Both banks calculate the house-price inflation as between 5% and 6% at present.
"As a further check, one can consider the house price index of Lightstone, which uses the repeat-sales method. This method entails comparing the price of a recently-sold house with the price it was previously sold for. This means, one is comparing like with like, unless the house was seriously renovated or added on to between the two sales dates. The Lightstone index also arrives at an inflation rate of about 5% to 6% at present," said Rode.
"This raises the question of how come Mr Berkowitz arrives at an inflation rate of less than 1% over the past year. The answer probably lies in his own admission, namely that in 2015 the largest number of houses transferred (29.4%) were in the category below R250 000. This would skew his calculated growth rate if the proportion of low-cost houses transferred were lower in 2014."
House price index
The Absa House Price Indices, available back to 1966, are based on the total purchase price of homes in the 80m²-400m² size category, priced at R4.4m or less in 2016 (including improvements), in “respect of which mortgage loan applications were received and approved by Absa", according to Absa’s Property Analyst Jacques du Toit.
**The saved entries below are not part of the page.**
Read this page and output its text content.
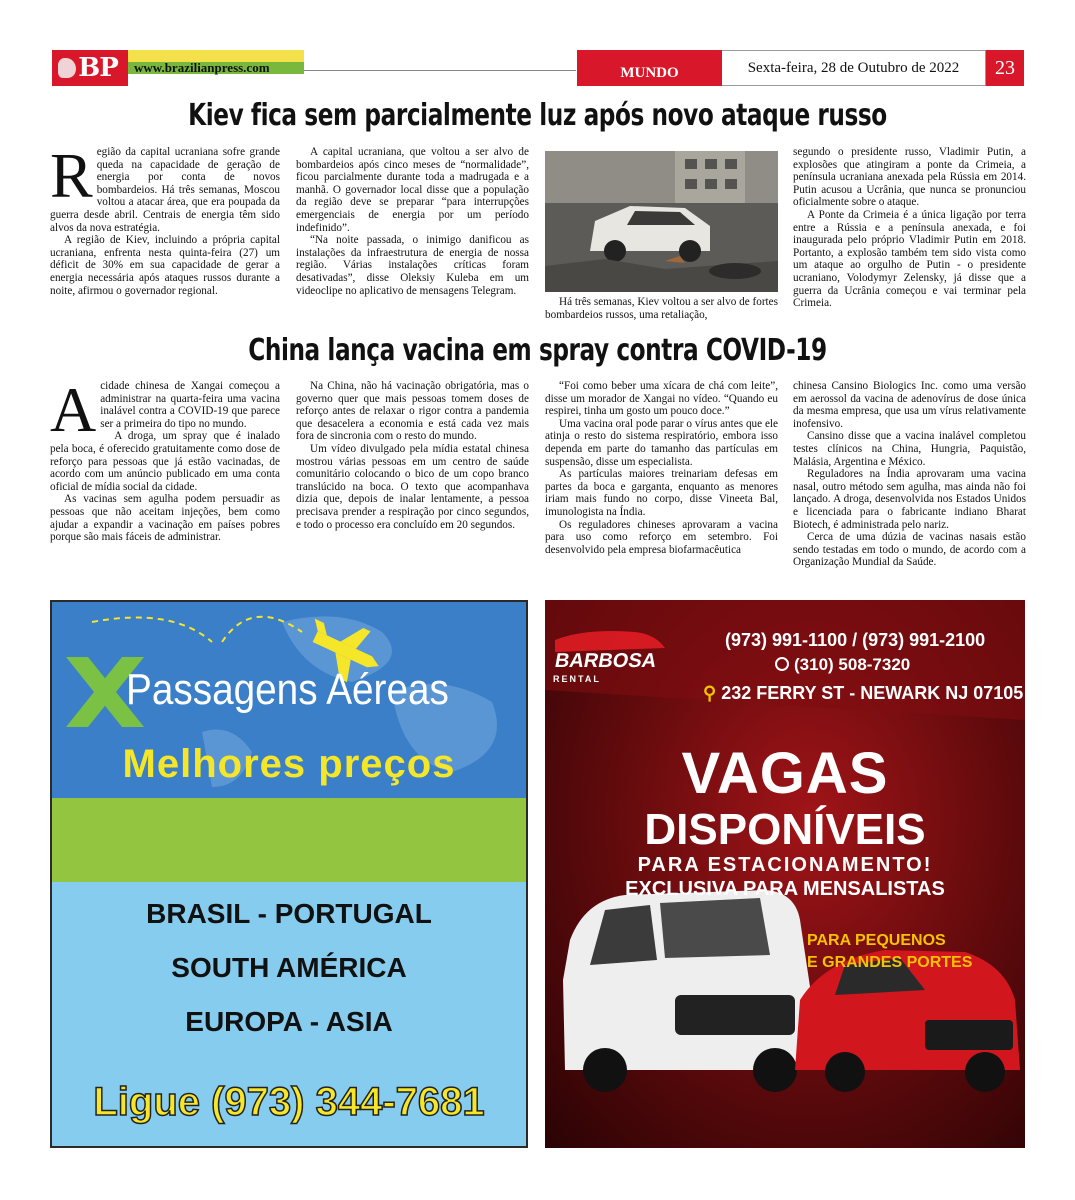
BP	www.brazilianpress.com	MUNDO	Sexta-feira, 28 de Outubro de 2022	23
Kiev fica sem parcialmente luz após novo ataque russo
R egião da capital ucraniana sofre grande queda na capacidade de geração de energia por conta de novos bombardeios. Há três semanas, Moscou voltou a atacar área, que era poupada da guerra desde abril. Centrais de energia têm sido alvos da nova estratégia.

A região de Kiev, incluindo a própria capital ucraniana, enfrenta nesta quinta-feira (27) um déficit de 30% em sua capacidade de gerar a energia necessária após ataques russos durante a noite, afirmou o governador regional.

A capital ucraniana, que voltou a ser alvo de bombardeios após cinco meses de “normalidade”, ficou parcialmente durante toda a madrugada e a manhã. O governador local disse que a população da região deve se preparar “para interrupções emergenciais de energia por um período indefinido”.

“Na noite passada, o inimigo danificou as instalações da infraestrutura de energia de nossa região. Várias instalações críticas foram desativadas”, disse Oleksiy Kuleba em um videoclipe no aplicativo de mensagens Telegram.

Há três semanas, Kiev voltou a ser alvo de fortes bombardeios russos, uma retaliação,

segundo o presidente russo, Vladimir Putin, a explosões que atingiram a ponte da Crimeia, a península ucraniana anexada pela Rússia em 2014. Putin acusou a Ucrânia, que nunca se pronunciou oficialmente sobre o ataque.

A Ponte da Crimeia é a única ligação por terra entre a Rússia e a península anexada, e foi inaugurada pelo próprio Vladimir Putin em 2018. Portanto, a explosão também tem sido vista como um ataque ao orgulho de Putin - o presidente ucraniano, Volodymyr Zelensky, já disse que a guerra da Ucrânia começou e vai terminar pela Crimeia.

China lança vacina em spray contra COVID-19
A cidade chinesa de Xangai começou a administrar na quarta-feira uma vacina inalável contra a COVID-19 que parece ser a primeira do tipo no mundo.

A droga, um spray que é inalado pela boca, é oferecido gratuitamente como dose de reforço para pessoas que já estão vacinadas, de acordo com um anúncio publicado em uma conta oficial de mídia social da cidade.

As vacinas sem agulha podem persuadir as pessoas que não aceitam injeções, bem como ajudar a expandir a vacinação em países pobres porque são mais fáceis de administrar.

Na China, não há vacinação obrigatória, mas o governo quer que mais pessoas tomem doses de reforço antes de relaxar o rigor contra a pandemia que desacelera a economia e está cada vez mais fora de sincronia com o resto do mundo.

Um vídeo divulgado pela mídia estatal chinesa mostrou várias pessoas em um centro de saúde comunitário colocando o bico de um copo branco translúcido na boca. O texto que acompanhava dizia que, depois de inalar lentamente, a pessoa precisava prender a respiração por cinco segundos, e todo o processo era concluído em 20 segundos.

“Foi como beber uma xícara de chá com leite”, disse um morador de Xangai no vídeo. “Quando eu respirei, tinha um gosto um pouco doce.”

Uma vacina oral pode parar o vírus antes que ele atinja o resto do sistema respiratório, embora isso dependa em parte do tamanho das partículas em suspensão, disse um especialista.

As partículas maiores treinariam defesas em partes da boca e garganta, enquanto as menores iriam mais fundo no corpo, disse Vineeta Bal, imunologista na Índia.

Os reguladores chineses aprovaram a vacina para uso como reforço em setembro. Foi desenvolvido pela empresa biofarmacêutica

chinesa Cansino Biologics Inc. como uma versão em aerossol da vacina de adenovírus de dose única da mesma empresa, que usa um vírus relativamente inofensivo.

Cansino disse que a vacina inalável completou testes clínicos na China, Hungria, Paquistão, Malásia, Argentina e México.

Reguladores na Índia aprovaram uma vacina nasal, outro método sem agulha, mas ainda não foi lançado. A droga, desenvolvida nos Estados Unidos e licenciada para o fabricante indiano Bharat Biotech, é administrada pelo nariz.

Cerca de uma dúzia de vacinas nasais estão sendo testadas em todo o mundo, de acordo com a Organização Mundial da Saúde.

Passagens Aéreas
Melhores preços
BRASIL - PORTUGAL
SOUTH AMÉRICA
EUROPA - ASIA
Ligue (973) 344-7681
BARBOSA
RENTAL
(973) 991-1100 / (973) 991-2100
(310) 508-7320
⚲ 232 FERRY ST - NEWARK NJ 07105
VAGAS
DISPONÍVEIS
PARA ESTACIONAMENTO!
EXCLUSIVA PARA MENSALISTAS
PARA PEQUENOS
E GRANDES PORTES
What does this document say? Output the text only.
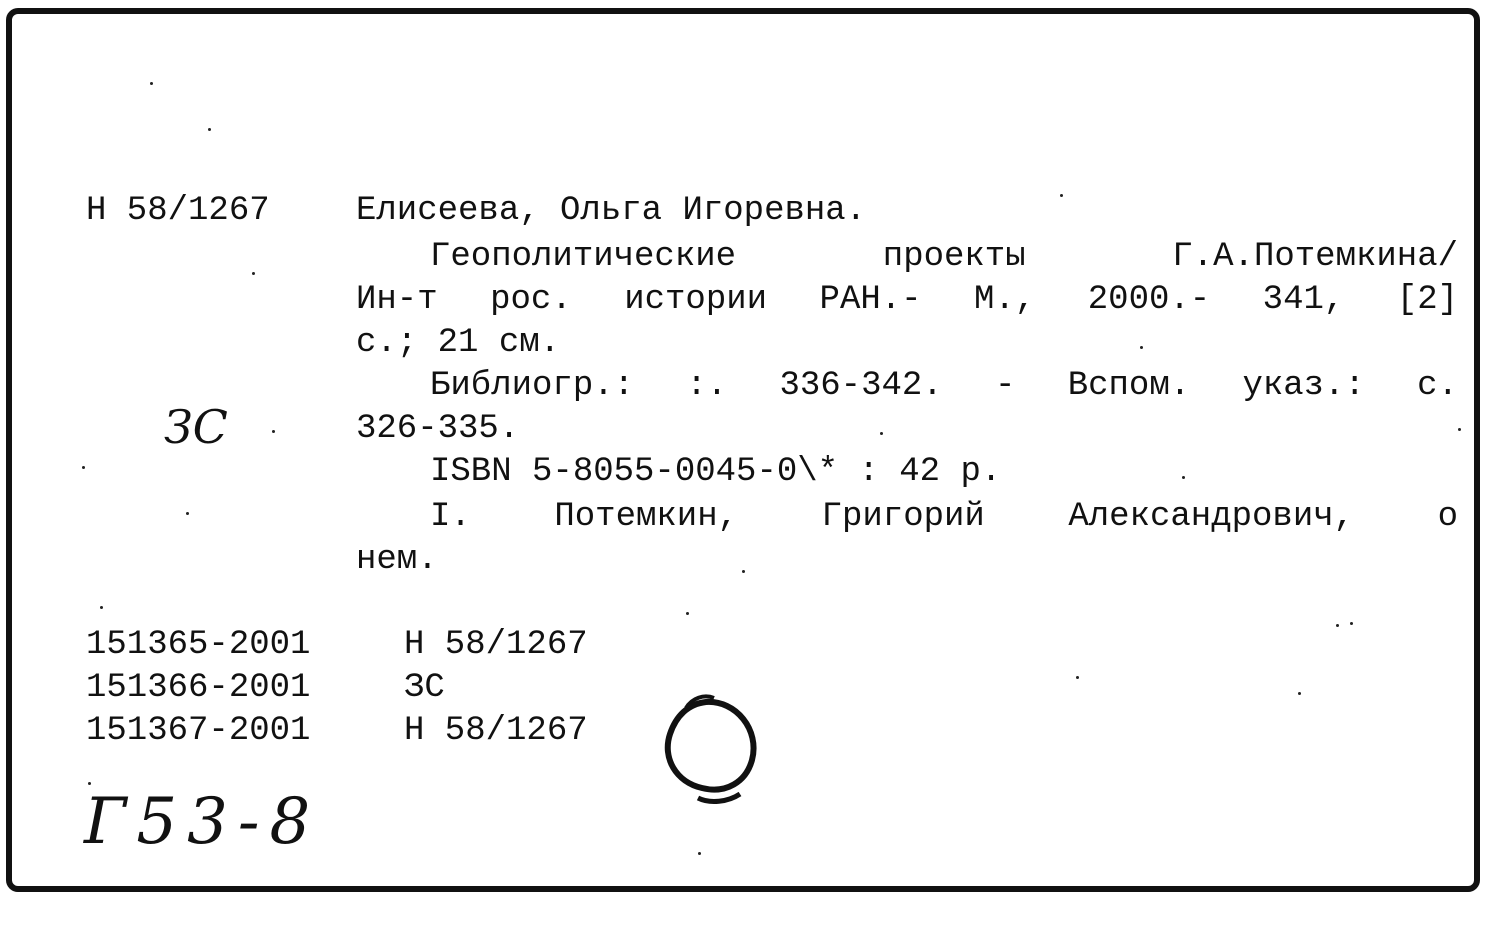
Н 58/1267	Елисеева, Ольга Игоревна.
Геополитические проекты Г.А.Потемкина/
Ин-т рос. истории РАН.- М., 2000.- 341, [2]
с.; 21 см.
Библиогр.: :. 336-342. - Вспом. указ.: с.
326-335.
ISBN 5-8055-0045-0\* : 42 р.
I. Потемкин, Григорий Александрович, о
нем.
ЗС
151365-2001	Н 58/1267
151366-2001	ЗС
151367-2001	Н 58/1267
Г53-8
Prices are seasonally adjusted and smoothed in an attempt to exclude the distorting effect of seasonal factors and outliers in the data.
As a result, the most recent index values and price data may differ from previously published figures.
The information in both the Absa Housing Review and House Price Index is derived from sources which are regarded as accurate and reliable, is of a general nature only, does not constitute advice and may not be applicable to all circumstances.
The source and calculation of our house price data and market segments we analyse, is based on our own definitions and this is clearly communicated in the attached. The Index clearly states that it is a view based on the “mortgage loan applications received and approved by Absa".